Configure the Software Updates Client
- Expand (in order) site database, site management, <your site>, site settings, client agents
- Rightclick Software Updates Client Agent and click properties
- Adjust the schedule to 1 day
- On the tab Update Installation select “Enforce all mandatory deployments” and set it to 1 hour. Also enable the “Hide all deployments from end users”. Click on OK
Create templates
- Expand site database, computer management, software updates, deployment templates
- Rightclick deployment templates and select new deployment template.
- Name it “Windows 7 updates”, since we’ve created a collection of Windows 7 stations previously, and click next
- Browse for the “All Windows 7 Systems” that we’ve created in Part 4 of this SCCM series, click OK and next
- Select Suppress notification, since the end user doesn’t have to be bothered with this, and set the Duration to 1 hours, which means that updates will be deployed fast. Click next
- Select Workstations to suppress the reboot notifications for the end user and click next
- Select the “Generate Operation Manager alert when a software update installation fails” and click next
- Select “Download software updates from distribution point and install” on both scenarios and click next
- Click next on the “SMS 2003” window
- Next, Close
Now before you can continue, you have to make sure that the software updates are synchronized with Microsoft. Use the Trace32 mentioned above.
Create a search folder and an update list
- Expand site database, computer management, software updates, update repository, search folders
- Rightclick search folders and select “new search folder”.
- Name it “All Windows 7 updates” and press OK
- Step 1 = Product, Step 2 = Windows 7, Step 3 = enable all subfolders, step 4 = “All Windows 7 updates” and press OK
- Rightclick the “All Windows 7 updates” search folder and click on refresh
- In the right pane, select all updates and then rightclick and select Update List.
- In the window that opens select “Create a new update list” and name it “Windows 7 update list” and press next, finish, next, close
(with this method you can add extra updates to the list later too)

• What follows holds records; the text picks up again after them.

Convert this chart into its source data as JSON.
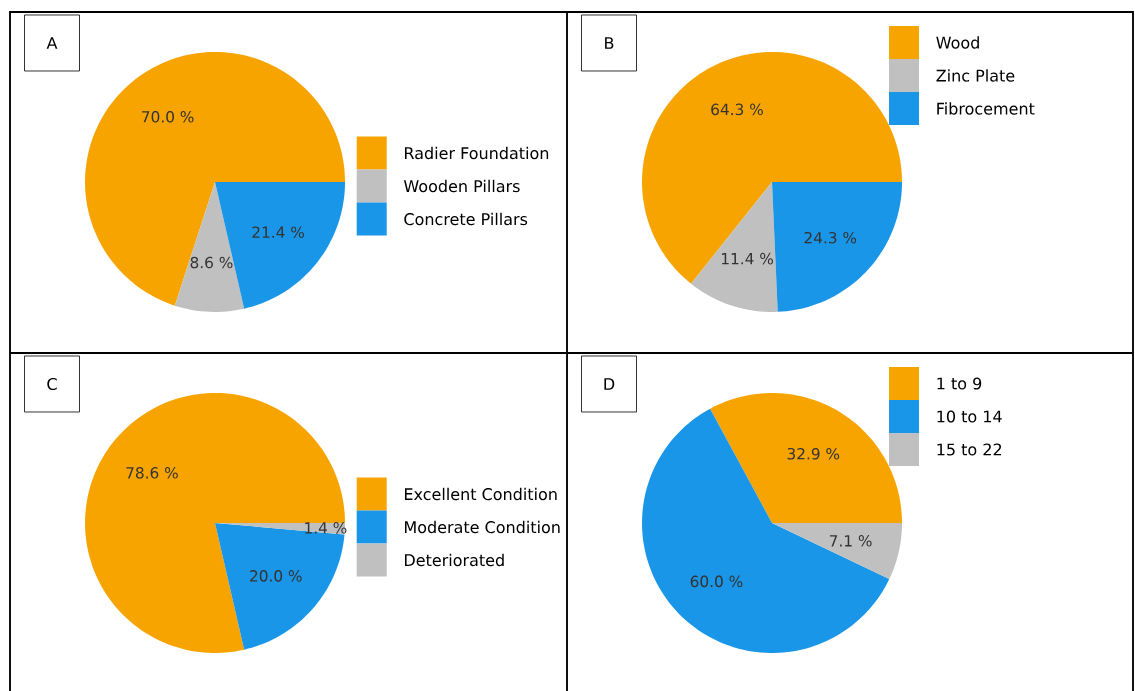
{
  "chart_data": [
    {
      "type": "pie",
      "title": "A",
      "categories": [
        "Radier Foundation",
        "Wooden Pillars",
        "Concrete Pillars"
      ],
      "values": [
        70.0,
        8.6,
        21.4
      ],
      "value_labels": [
        "70.0 %",
        "8.6 %",
        "21.4 %"
      ],
      "colors": [
        "#f7a400",
        "#c0c0c0",
        "#1a96e8"
      ],
      "legend": "right"
    },
    {
      "type": "pie",
      "title": "B",
      "categories": [
        "Wood",
        "Zinc Plate",
        "Fibrocement"
      ],
      "values": [
        64.3,
        11.4,
        24.3
      ],
      "value_labels": [
        "64.3 %",
        "11.4 %",
        "24.3 %"
      ],
      "colors": [
        "#f7a400",
        "#c0c0c0",
        "#1a96e8"
      ],
      "legend": "top right"
    },
    {
      "type": "pie",
      "title": "C",
      "categories": [
        "Excellent Condition",
        "Moderate Condition",
        "Deteriorated"
      ],
      "values": [
        78.6,
        20.0,
        1.4
      ],
      "value_labels": [
        "78.6 %",
        "20.0 %",
        "1.4 %"
      ],
      "colors": [
        "#f7a400",
        "#1a96e8",
        "#c0c0c0"
      ],
      "legend": "right"
    },
    {
      "type": "pie",
      "title": "D",
      "categories": [
        "1 to 9",
        "10 to 14",
        "15 to 22"
      ],
      "values": [
        32.9,
        60.0,
        7.1
      ],
      "value_labels": [
        "32.9 %",
        "60.0 %",
        "7.1 %"
      ],
      "colors": [
        "#f7a400",
        "#1a96e8",
        "#c0c0c0"
      ],
      "legend": "top right"
    }
  ]
}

Deploy the Update list to the template
- First, we need to create a share on the SCCM computer to where the updates can be temporary downloaded to.
- Create something like “E:\tmp_downloads”
- Share this folder and add “domain admins” and the sccm computeraccount to the sharing and ntfs permissions with full control
- In the SCCM console, expand site database, computer management, software updates, update lists AND deployment templates so you see them both.
- Drag the “Windows 7 update list” on to the “Windows 7 workstations” deployment template
- If there are any license terms you need to accept, you’ll have an extra window in where you need to accept the license terms
- Next, at “create a new deployment package”, specify a name like “Windows 7 update package” and point the package source to the share you’ve created (”\\SCCM01\tmp_downloads”). Enable “Enable binary differential replication” and click Next
- Browse to select your distribution point, which is your sccm server, and click Next
- “Download the updates from the internet” and click Next
- Choose your languages but they should already match your template and click Next
- Choose a schedule or leave it to the defaults and click Next
- Next, Next (updates will be provisioned)
- Close
Now from time to time keep updating your list and drag it to the deployment template. Since you’ve enabled binary differential replication, clients that already have received most of the list, will only transfer the differential.
Best practice is to create a couple of deployment templates, based on the priorities, so for example you can deploy critical updates faster than other updates.